Another casualty of the Israel – Hamas war have been crude oil prices, which jumped to over $92 a barrel (Brent) by October 18 from $84 a barrel on October 5, translating into a rise of nearly 10 per cent in barely 13 days. Prices, however, have come off a tad since then.
When it comes to the market reaction from here, analysts at UBS believe oil remains the main transmission mechanism for a risk-off trade, and a significant move higher is the key event to watch.
While pressure toward the $105–110 a barrel range is possible with an incremental reduction in Iranian exports, UBS said there is currently spare capacity sitting with OPEC+ to help offset the impact.
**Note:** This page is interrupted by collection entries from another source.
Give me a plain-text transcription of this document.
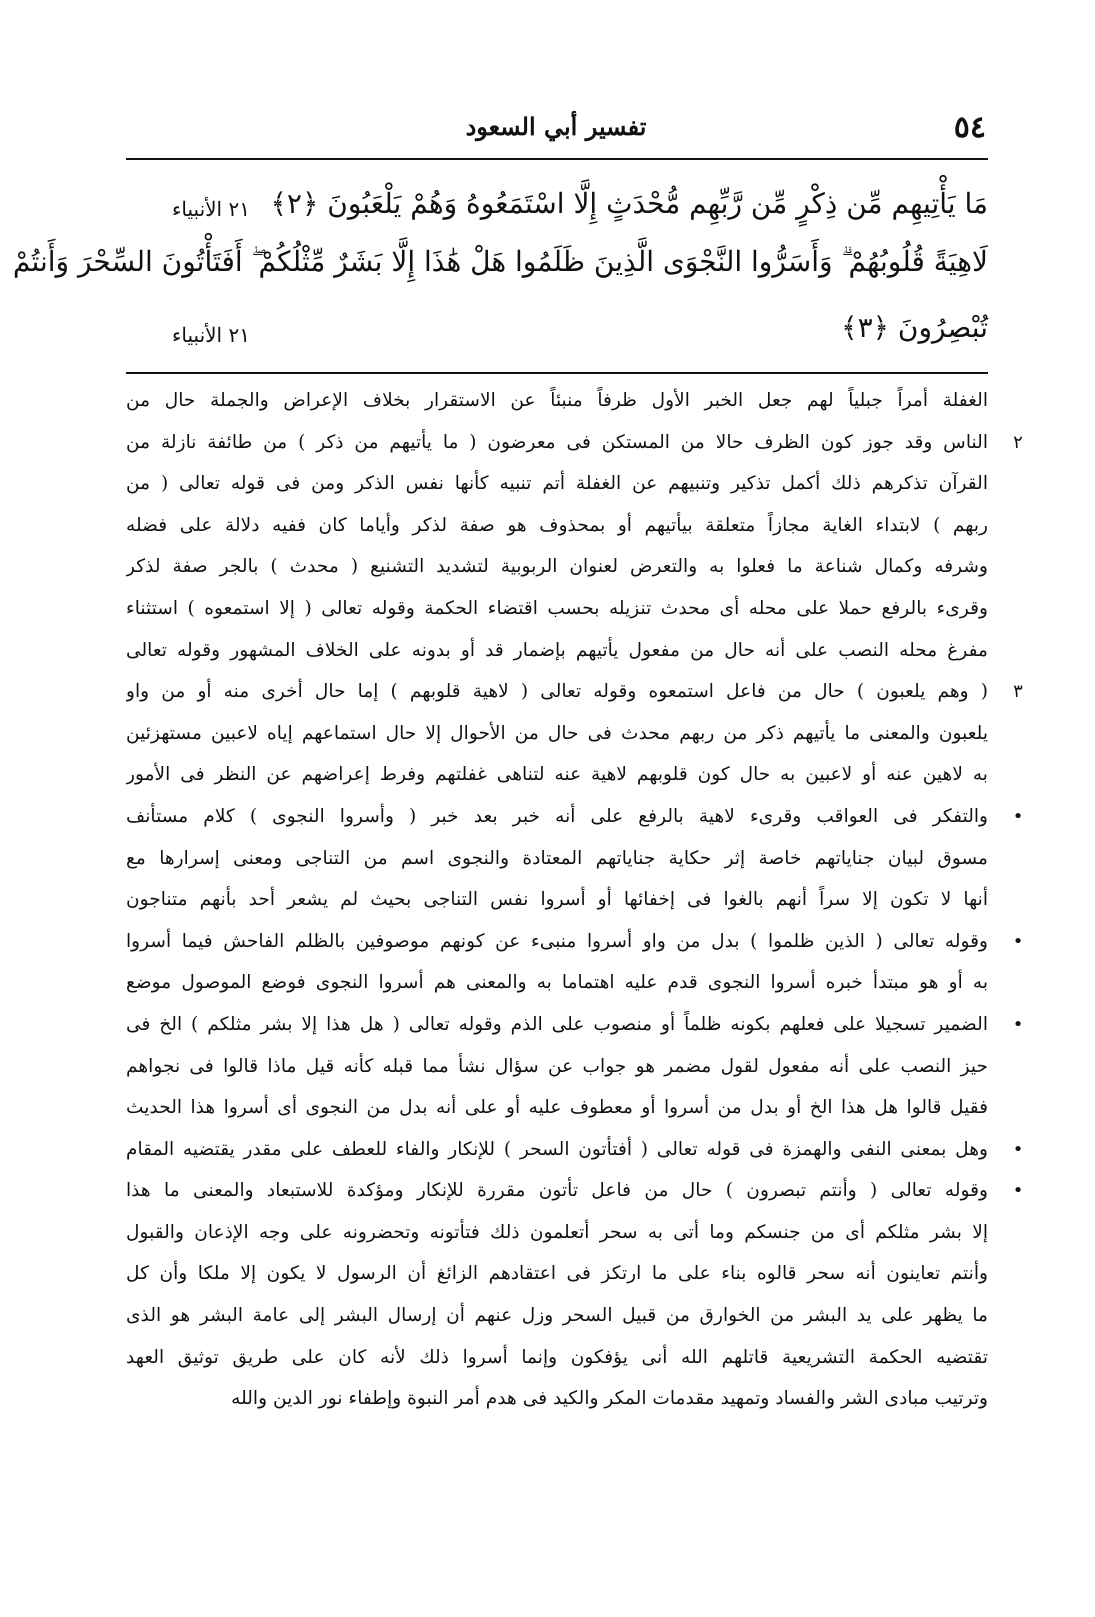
٥٤
تفسير أبي السعود
مَا يَأْتِيهِم مِّن ذِكْرٍ مِّن رَّبِّهِم مُّحْدَثٍ إِلَّا اسْتَمَعُوهُ وَهُمْ يَلْعَبُونَ ﴿٢﴾
٢١ الأنبياء
لَاهِيَةً قُلُوبُهُمْ ۗ وَأَسَرُّوا النَّجْوَى الَّذِينَ ظَلَمُوا هَلْ هَٰذَا إِلَّا بَشَرٌ مِّثْلُكُمْ ۖ أَفَتَأْتُونَ السِّحْرَ وَأَنتُمْ
تُبْصِرُونَ ﴿٣﴾
٢١ الأنبياء
الغفلة أمراً جبلياً لهم جعل الخبر الأول ظرفاً منبئاً عن الاستقرار بخلاف الإعراض والجملة حال من
الناس وقد جوز كون الظرف حالا من المستكن فى معرضون ( ما يأتيهم من ذكر ) من طائفة نازلة من
القرآن تذكرهم ذلك أكمل تذكير وتنبيهم عن الغفلة أتم تنبيه كأنها نفس الذكر ومن فى قوله تعالى ( من
ربهم ) لابتداء الغاية مجازاً متعلقة بيأتيهم أو بمحذوف هو صفة لذكر وأياما كان ففيه دلالة على فضله
وشرفه وكمال شناعة ما فعلوا به والتعرض لعنوان الربوبية لتشديد التشنيع ( محدث ) بالجر صفة لذكر
وقرىء بالرفع حملا على محله أى محدث تنزيله بحسب اقتضاء الحكمة وقوله تعالى ( إلا استمعوه ) استثناء
مفرغ محله النصب على أنه حال من مفعول يأتيهم بإضمار قد أو بدونه على الخلاف المشهور وقوله تعالى
( وهم يلعبون ) حال من فاعل استمعوه وقوله تعالى ( لاهية قلوبهم ) إما حال أخرى منه أو من واو
يلعبون والمعنى ما يأتيهم ذكر من ربهم محدث فى حال من الأحوال إلا حال استماعهم إياه لاعبين مستهزئين
به لاهين عنه أو لاعبين به حال كون قلوبهم لاهية عنه لتناهى غفلتهم وفرط إعراضهم عن النظر فى الأمور
والتفكر فى العواقب وقرىء لاهية بالرفع على أنه خبر بعد خبر ( وأسروا النجوى ) كلام مستأنف
مسوق لبيان جناياتهم خاصة إثر حكاية جناياتهم المعتادة والنجوى اسم من التناجى ومعنى إسرارها مع
أنها لا تكون إلا سراً أنهم بالغوا فى إخفائها أو أسروا نفس التناجى بحيث لم يشعر أحد بأنهم متناجون
وقوله تعالى ( الذين ظلموا ) بدل من واو أسروا منبىء عن كونهم موصوفين بالظلم الفاحش فيما أسروا
به أو هو مبتدأ خبره أسروا النجوى قدم عليه اهتماما به والمعنى هم أسروا النجوى فوضع الموصول موضع
الضمير تسجيلا على فعلهم بكونه ظلماً أو منصوب على الذم وقوله تعالى ( هل هذا إلا بشر مثلكم ) الخ فى
حيز النصب على أنه مفعول لقول مضمر هو جواب عن سؤال نشأ مما قبله كأنه قيل ماذا قالوا فى نجواهم
فقيل قالوا هل هذا الخ أو بدل من أسروا أو معطوف عليه أو على أنه بدل من النجوى أى أسروا هذا الحديث
وهل بمعنى النفى والهمزة فى قوله تعالى ( أفتأتون السحر ) للإنكار والفاء للعطف على مقدر يقتضيه المقام
وقوله تعالى ( وأنتم تبصرون ) حال من فاعل تأتون مقررة للإنكار ومؤكدة للاستبعاد والمعنى ما هذا
إلا بشر مثلكم أى من جنسكم وما أتى به سحر أتعلمون ذلك فتأتونه وتحضرونه على وجه الإذعان والقبول
وأنتم تعاينون أنه سحر قالوه بناء على ما ارتكز فى اعتقادهم الزائغ أن الرسول لا يكون إلا ملكا وأن كل
ما يظهر على يد البشر من الخوارق من قبيل السحر وزل عنهم أن إرسال البشر إلى عامة البشر هو الذى
تقتضيه الحكمة التشريعية قاتلهم الله أنى يؤفكون وإنما أسروا ذلك لأنه كان على طريق توثيق العهد
وترتيب مبادى الشر والفساد وتمهيد مقدمات المكر والكيد فى هدم أمر النبوة وإطفاء نور الدين والله
٢
٣
•
•
•
•
•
A more pronounced move above $120 a barrel, they said, is likely to only come with a significant supply disruption.
“There are a few ways this could feasibly play out: through a larger removal of Iranian oil from the market; a closure of the Strait of Hormuz, which accounts for over 20 per cent of the world’s daily flow; or by some form of coordinated embargo among Arab countries. But while none of these outcomes can be ruled out, they are currently tail risks, in our view,” analysts at UBS wrote in a recent report.